You know the same things affect endurance in standard cars as well, right?
Of course. Heater might be not a problem, but A/C would be, and headlights, and some power-hungry accessories. But, as you imply, most gasoline cars have twice the range of the Tesla. Any gasoline car could easily make a 160 miles trip without refueling, and none of the fuel would be lost ovenight (except in a ghetto :-)
but the estimation of range is actually easier (electricity doesn't vary in octane, for instance.)
I disagree. You buy the same fuel and you get about the same performance. Admittedly, the modern diluted gasoline is not as good as the pure one, but that is politically driven, and it is common to the large area; it's not something that varies from station to station. A tankful of gasoline is a known quantity.
On the other hand, an electric charge is hard to measure, especially when it is stored not in a single capacitor but in billions of molecules. There is no mechanism by which you can reliably tell how much juice the battery has left. You only have indirect measurements, such as the electromotive force and the internal resistance of the cell. And you also have the records, how many coulombs went in and were taken out. You cannot shove a dipstick into the battery and look at the level; a gas tank allows you that, if you need to. (You are required to do that on airplanes.)
On top of that, the battery has unpredictable charging and discharging patterns. When you fuel a gas car you know that once you are done the tank is physically full (the level reached the cutoff tube in the handle.) When you fuel an EV you cannot be even sure if the battery is fully charged; even the definition of "fully charged" is debatable. Look at the reporter's numbers - he got "remaining miles to empty" all over the place, from 240 to 185, after a charge at the supercharger, all under computer control. This variability is not good.
Then there is yet another factor. The battery has self-discharge. It may be a huge current; combined with thermal issues, the reporter's car lost 65 miles of range just after being parked for 8 hours. This is not easy to take into account because people are not used to care for their cars that much.
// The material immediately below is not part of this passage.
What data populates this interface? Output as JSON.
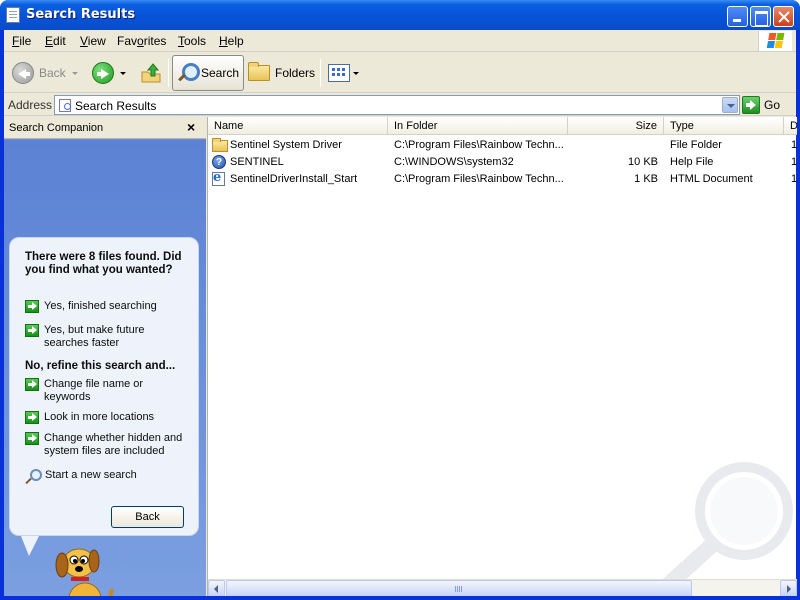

A gasoline car will not lose energy - not overnight, and not even after being parked at the airport for two weeks. (An EV would be scrap after two weeks without charge, as other Tesla owners found out after their Roadsters got bricked.)
There is yet another small factor. Battery's capacity is a function of the discharge current. If you drive faster you get far fewer miles than if you drive slower, or with the wind, or downslope. This is an issue that is independent from losses of efficiency due to drag or due to suboptimal mode of the engine. A gas tank will deliver power regardless of how much of it you want, whether it is a drop per minute or a gallon per minute. A battery doesn't work like that, and those losses are harder to calculate.
Experience of this reporter proves it. I am sure the guy is perfectly capable of driving a gas car. But he failed with this one, because the car has too many quirks. You have to make caring for this car into your second, if not the first, goal in life. Only then it will be usable. You cannot run an EV with the same lack of care that we practice with gas cars. An EV is a very fragile toy, and for that reason it is not very well suited for majority of drivers. If I may use a computer analogy in a discussion about cars, an IBM/370 mainframe is not a good alternative to a smartphone, even if it is faster. A mainframe requires trained operators to run it. So is this Tesla car.